Long-time readers know extorres, our frequent (yet annoyingly anonymous) commenter who has been pushing the direct distribution of oil wealth for a loooong time.
Today, the Wall Street Journal’s Mary Anastasia O’Grady buys right into his idea. Citing a study by our friends Pedro Rodríguez, José Morales, and Francisco Monaldi (great read), she talks about the scheme as a possible cure to Venezuela’s toxic brand of petro-populism.
Just today, we learn of yet another arbitrary change in the way the government “distributes” its oil wealth – now, more will go to the BCV and less to Fonden. These decisions are always made outside of the public eye, with zero accountability. But when citizens perceive their oil income directly, and the State taxes them instead of some oil company … well, that just turns the relationship between the citizen and its petro-state on its head, and in a good way.
O’Grady’s money quote:
When the state uses oil taxation from a narrow group of producers to run the government it breaks the connection that voters normally make between what they pay in taxes and what they expect back in services—what the authors call “positive governance dividends.” Also, when the state has discretion to distribute the fruits of oil extraction without accountability, it is likely to use them to reward political allies.

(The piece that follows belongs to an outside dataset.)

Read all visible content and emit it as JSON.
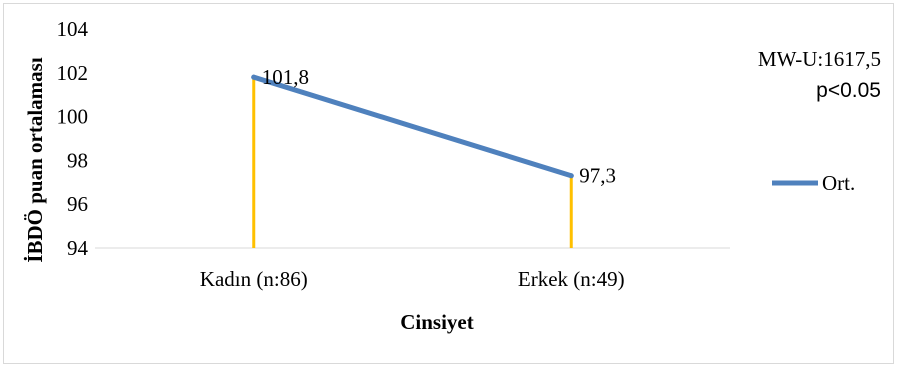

Under the DDM, the direct payment from the oil income is subsequently taxed. In this way, the cost of running government programs hits the taxpayers. According to the authors, the cost of running the large off-budget development fund known as Fonden and “various social programs,” including what Mr. Chávez calls “the missions,” amounted to almost $125 billion from 2003-2011, or some $480 per person per year.